Desafios no empreendedorismo

O professor Martinho Isnard, da Faculdade de Economia, Administração, Contabilidade e Atuária (FEA) da USP, acredita que a dificuldade para criar e manter negócios no Brasil é uma grande causa de estresse mental entre os empreendedores. Ele reforça que a burocracia e a parte fiscal do País são muito complicadas e podem gerar estresse mental nessa parcela da população. Aliado a isso, ele destaca as altas demandas enfrentadas pelos empreendedores, os quais precisam lidar com todas as fases e responsabilidades de seus empreendimentos.

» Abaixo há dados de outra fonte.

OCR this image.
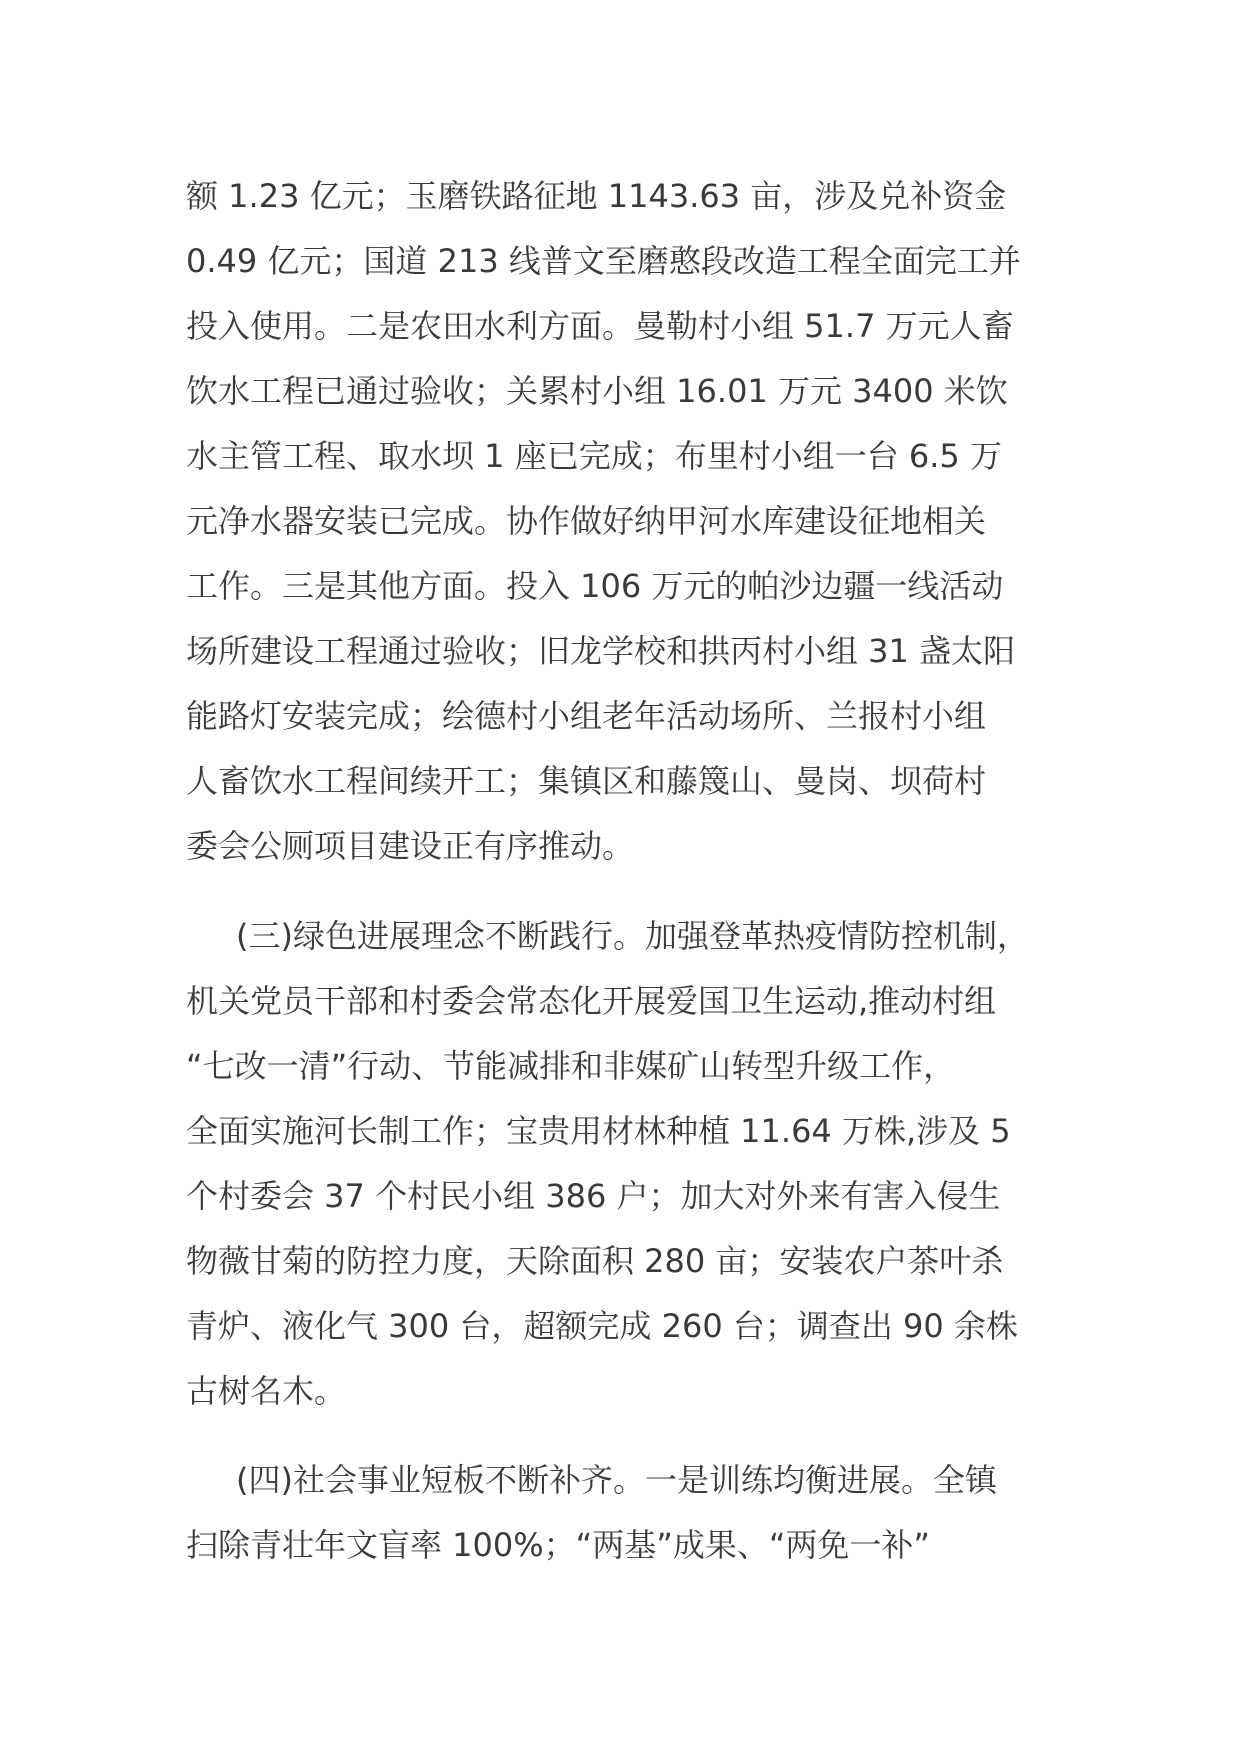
额 1.23 亿元；玉磨铁路征地 1143.63 亩，涉及兑补资金
0.49 亿元；国道 213 线普文至磨憨段改造工程全面完工并
投入使用。二是农田水利方面。曼勒村小组 51.7 万元人畜
饮水工程已通过验收；关累村小组 16.01 万元 3400 米饮
水主管工程、取水坝 1 座已完成；布里村小组一台 6.5 万
元净水器安装已完成。协作做好纳甲河水库建设征地相关
工作。三是其他方面。投入 106 万元的帕沙边疆一线活动
场所建设工程通过验收；旧龙学校和拱丙村小组 31 盏太阳
能路灯安装完成；绘德村小组老年活动场所、兰报村小组
人畜饮水工程间续开工；集镇区和藤篾山、曼岗、坝荷村
委会公厕项目建设正有序推动。
(三)绿色进展理念不断践行。加强登革热疫情防控机制，
机关党员干部和村委会常态化开展爱国卫生运动,推动村组
“七改一清”行动、节能减排和非媒矿山转型升级工作，
全面实施河长制工作；宝贵用材林种植 11.64 万株,涉及 5
个村委会 37 个村民小组 386 户；加大对外来有害入侵生
物薇甘菊的防控力度，天除面积 280 亩；安装农户茶叶杀
青炉、液化气 300 台，超额完成 260 台；调查出 90 余株
古树名木。
(四)社会事业短板不断补齐。一是训练均衡进展。全镇
扫除青壮年文盲率 100%；“两基”成果、“两免一补”
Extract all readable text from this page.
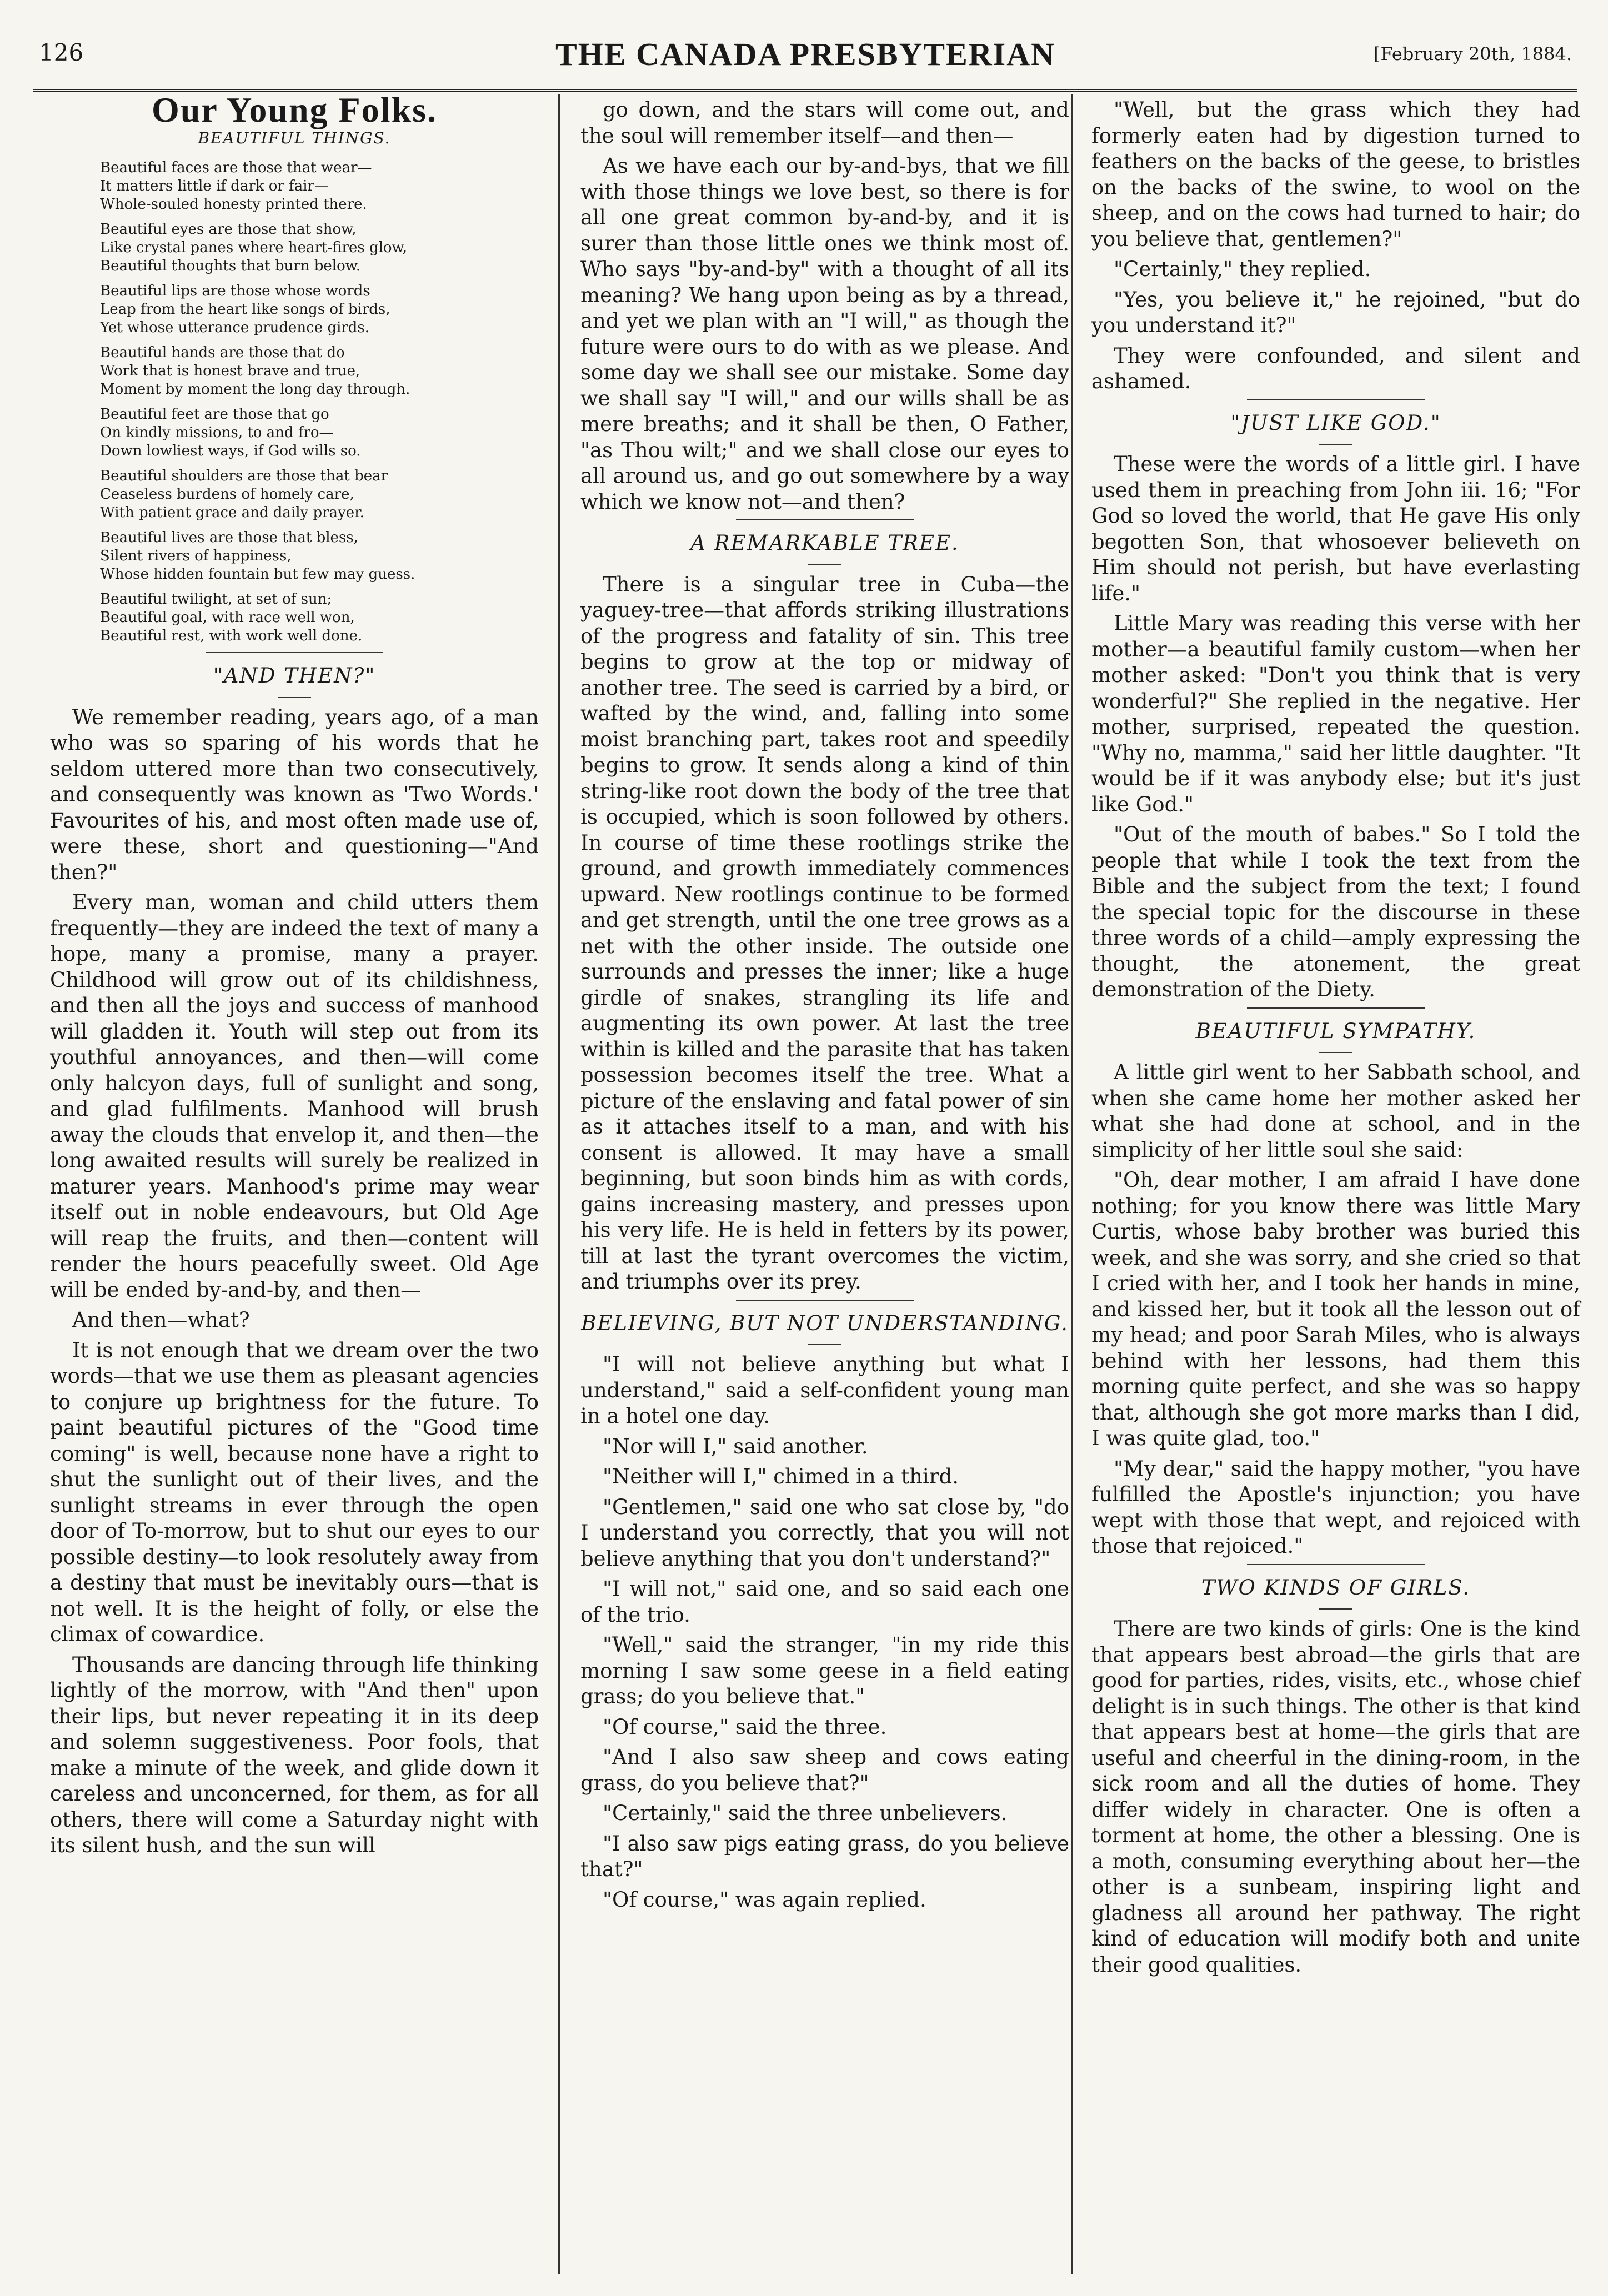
126	THE CANADA PRESBYTERIAN	[February 20th, 1884.
Our Young Folks.
BEAUTIFUL THINGS.
Beautiful faces are those that wear—
It matters little if dark or fair—
Whole-souled honesty printed there.
Beautiful eyes are those that show,
Like crystal panes where heart-fires glow,
Beautiful thoughts that burn below.
Beautiful lips are those whose words
Leap from the heart like songs of birds,
Yet whose utterance prudence girds.
Beautiful hands are those that do
Work that is honest brave and true,
Moment by moment the long day through.
Beautiful feet are those that go
On kindly missions, to and fro—
Down lowliest ways, if God wills so.
Beautiful shoulders are those that bear
Ceaseless burdens of homely care,
With patient grace and daily prayer.
Beautiful lives are those that bless,
Silent rivers of happiness,
Whose hidden fountain but few may guess.
Beautiful twilight, at set of sun;
Beautiful goal, with race well won,
Beautiful rest, with work well done.
"AND THEN?"

We remember reading, years ago, of a man who was so sparing of his words that he seldom uttered more than two consecutively, and consequently was known as 'Two Words.' Favourites of his, and most often made use of, were these, short and questioning—"And then?"

Every man, woman and child utters them frequently—they are indeed the text of many a hope, many a promise, many a prayer. Childhood will grow out of its childishness, and then all the joys and success of manhood will gladden it. Youth will step out from its youthful annoyances, and then—will come only halcyon days, full of sunlight and song, and glad fulfilments. Manhood will brush away the clouds that envelop it, and then—the long awaited results will surely be realized in maturer years. Manhood's prime may wear itself out in noble endeavours, but Old Age will reap the fruits, and then—content will render the hours peacefully sweet. Old Age will be ended by-and-by, and then—

And then—what?

It is not enough that we dream over the two words—that we use them as pleasant agencies to conjure up brightness for the future. To paint beautiful pictures of the "Good time coming" is well, because none have a right to shut the sunlight out of their lives, and the sunlight streams in ever through the open door of To-morrow, but to shut our eyes to our possible destiny—to look resolutely away from a destiny that must be inevitably ours—that is not well. It is the height of folly, or else the climax of cowardice.

Thousands are dancing through life thinking lightly of the morrow, with "And then" upon their lips, but never repeating it in its deep and solemn suggestiveness. Poor fools, that make a minute of the week, and glide down it careless and unconcerned, for them, as for all others, there will come a Saturday night with its silent hush, and the sun will

go down, and the stars will come out, and the soul will remember itself—and then—

As we have each our by-and-bys, that we fill with those things we love best, so there is for all one great common by-and-by, and it is surer than those little ones we think most of. Who says "by-and-by" with a thought of all its meaning? We hang upon being as by a thread, and yet we plan with an "I will," as though the future were ours to do with as we please. And some day we shall see our mistake. Some day we shall say "I will," and our wills shall be as mere breaths; and it shall be then, O Father, "as Thou wilt;" and we shall close our eyes to all around us, and go out somewhere by a way which we know not—and then?

A REMARKABLE TREE.

There is a singular tree in Cuba—the yaguey-tree—that affords striking illustrations of the progress and fatality of sin. This tree begins to grow at the top or midway of another tree. The seed is carried by a bird, or wafted by the wind, and, falling into some moist branching part, takes root and speedily begins to grow. It sends along a kind of thin string-like root down the body of the tree that is occupied, which is soon followed by others. In course of time these rootlings strike the ground, and growth immediately commences upward. New rootlings continue to be formed and get strength, until the one tree grows as a net with the other inside. The outside one surrounds and presses the inner; like a huge girdle of snakes, strangling its life and augmenting its own power. At last the tree within is killed and the parasite that has taken possession becomes itself the tree. What a picture of the enslaving and fatal power of sin as it attaches itself to a man, and with his consent is allowed. It may have a small beginning, but soon binds him as with cords, gains increasing mastery, and presses upon his very life. He is held in fetters by its power, till at last the tyrant overcomes the victim, and triumphs over its prey.

BELIEVING, BUT NOT UNDERSTANDING.

"I will not believe anything but what I understand," said a self-confident young man in a hotel one day.

"Nor will I," said another.

"Neither will I," chimed in a third.

"Gentlemen," said one who sat close by, "do I understand you correctly, that you will not believe anything that you don't understand?"

"I will not," said one, and so said each one of the trio.

"Well," said the stranger, "in my ride this morning I saw some geese in a field eating grass; do you believe that."

"Of course," said the three.

"And I also saw sheep and cows eating grass, do you believe that?"

"Certainly," said the three unbelievers.

"I also saw pigs eating grass, do you believe that?"

"Of course," was again replied.

"Well, but the grass which they had formerly eaten had by digestion turned to feathers on the backs of the geese, to bristles on the backs of the swine, to wool on the sheep, and on the cows had turned to hair; do you believe that, gentlemen?"

"Certainly," they replied.

"Yes, you believe it," he rejoined, "but do you understand it?"

They were confounded, and silent and ashamed.

"JUST LIKE GOD."

These were the words of a little girl. I have used them in preaching from John iii. 16; "For God so loved the world, that He gave His only begotten Son, that whosoever believeth on Him should not perish, but have everlasting life."

Little Mary was reading this verse with her mother—a beautiful family custom—when her mother asked: "Don't you think that is very wonderful?" She replied in the negative. Her mother, surprised, repeated the question. "Why no, mamma," said her little daughter. "It would be if it was anybody else; but it's just like God."

"Out of the mouth of babes." So I told the people that while I took the text from the Bible and the subject from the text; I found the special topic for the discourse in these three words of a child—amply expressing the thought, the atonement, the great demonstration of the Diety.

BEAUTIFUL SYMPATHY.

A little girl went to her Sabbath school, and when she came home her mother asked her what she had done at school, and in the simplicity of her little soul she said:

"Oh, dear mother, I am afraid I have done nothing; for you know there was little Mary Curtis, whose baby brother was buried this week, and she was sorry, and she cried so that I cried with her, and I took her hands in mine, and kissed her, but it took all the lesson out of my head; and poor Sarah Miles, who is always behind with her lessons, had them this morning quite perfect, and she was so happy that, although she got more marks than I did, I was quite glad, too."

"My dear," said the happy mother, "you have fulfilled the Apostle's injunction; you have wept with those that wept, and rejoiced with those that rejoiced."

TWO KINDS OF GIRLS.

There are two kinds of girls: One is the kind that appears best abroad—the girls that are good for parties, rides, visits, etc., whose chief delight is in such things. The other is that kind that appears best at home—the girls that are useful and cheerful in the dining-room, in the sick room and all the duties of home. They differ widely in character. One is often a torment at home, the other a blessing. One is a moth, consuming everything about her—the other is a sunbeam, inspiring light and gladness all around her pathway. The right kind of education will modify both and unite their good qualities.
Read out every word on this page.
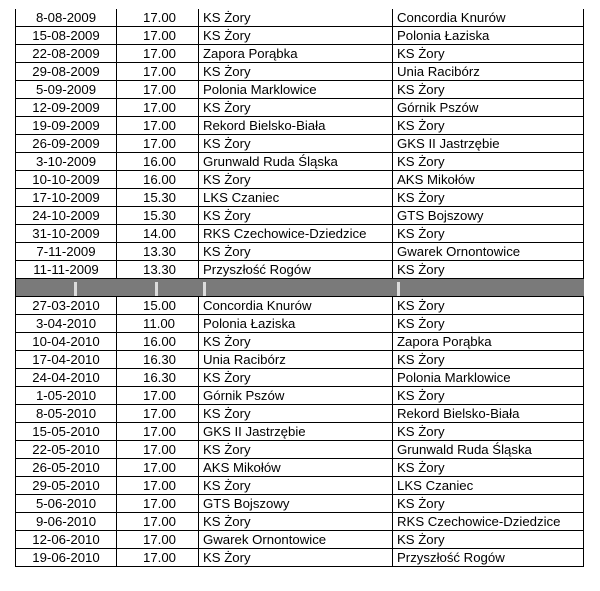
8-08-2009	17.00	KS Żory	Concordia Knurów
15-08-2009	17.00	KS Żory	Polonia Łaziska
22-08-2009	17.00	Zapora Porąbka	KS Żory
29-08-2009	17.00	KS Żory	Unia Racibórz
5-09-2009	17.00	Polonia Marklowice	KS Żory
12-09-2009	17.00	KS Żory	Górnik Pszów
19-09-2009	17.00	Rekord Bielsko-Biała	KS Żory
26-09-2009	17.00	KS Żory	GKS II Jastrzębie
3-10-2009	16.00	Grunwald Ruda Śląska	KS Żory
10-10-2009	16.00	KS Żory	AKS Mikołów
17-10-2009	15.30	LKS Czaniec	KS Żory
24-10-2009	15.30	KS Żory	GTS Bojszowy
31-10-2009	14.00	RKS Czechowice-Dziedzice	KS Żory
7-11-2009	13.30	KS Żory	Gwarek Ornontowice
11-11-2009	13.30	Przyszłość Rogów	KS Żory

27-03-2010	15.00	Concordia Knurów	KS Żory
3-04-2010	11.00	Polonia Łaziska	KS Żory
10-04-2010	16.00	KS Żory	Zapora Porąbka
17-04-2010	16.30	Unia Racibórz	KS Żory
24-04-2010	16.30	KS Żory	Polonia Marklowice
1-05-2010	17.00	Górnik Pszów	KS Żory
8-05-2010	17.00	KS Żory	Rekord Bielsko-Biała
15-05-2010	17.00	GKS II Jastrzębie	KS Żory
22-05-2010	17.00	KS Żory	Grunwald Ruda Śląska
26-05-2010	17.00	AKS Mikołów	KS Żory
29-05-2010	17.00	KS Żory	LKS Czaniec
5-06-2010	17.00	GTS Bojszowy	KS Żory
9-06-2010	17.00	KS Żory	RKS Czechowice-Dziedzice
12-06-2010	17.00	Gwarek Ornontowice	KS Żory
19-06-2010	17.00	KS Żory	Przyszłość Rogów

“Um empregado sempre faz uma pequena parte do negócio, já o empreendedor tem que fazer tudo, desde vender, entregar, produzir e contabilizar, ou seja, ele tem que fazer o todo da empresa, é uma tarefa difícil. Além disso, os desafios para conseguir empreender, aqui no Brasil, podem levar esse profissional a ter problemas de transtornos mentais, porque é realmente muito difícil a pessoa administrar todas as regras, todas as leis que existem, toda a parte jurídica e tributária, mesmo para um pequeno empreendedor”, analisa.

Soluções

Para o especialista, é fundamental que o empreendedor tenha boa relação com outros profissionais e uma boa orientação jurídica de profissionais capacitados para superar os desafios de manter um negócio. Ele reforça a necessidade de criação de círculos de amizade entre os empreendedores para compartilhamento de ideias e troca de ajuda, a fim de que todos adquiram experiência e recebam auxílio nos momentos de tensões em seus negócios.

“É essencial também ter um bom contador, alguém que possa dar uma orientação adequada principalmente nessa parte jurídica e tributária, que muitas vezes atrapalham esse empreendedor e seu negócio. Também é importante contar com um sócio ou alguma outra pessoa para dividir as responsabilidades, principalmente nessa parte inicial do projeto. Caso não haja essa possibilidade, alguém da própria família ou de confiança pode auxiliar, porque nesse momento de início as demandas são maiores”, esclarece Isnard.

Já no âmbito geral, Ribeiro afirma que a melhora nas condições de trabalho, flexibilização das metas e uma possível redução da jornada de trabalho são propostas que teriam impactos positivos na diminuição dos transtornos mentais dos profissionais. Ele explica que o trabalho deveria ser um espaço de realização pessoal e contribuição social, mas parece estar gerando um efeito oposto: o de adoecer as pessoas.

“Então é preciso repensar as metas que possam gerar maior equilíbrio entre os papéis de trabalho e social para gerar melhores condições, com o intuito de que as pessoas possam, gradativamente, retomar o espaço do trabalho como um local de satisfação e realização. Óbvio que, às vezes, vão ter problemas e dificuldades, mas esses fatores nunca devem ser superiores à realização e à satisfação de realizar um trabalho”, finaliza.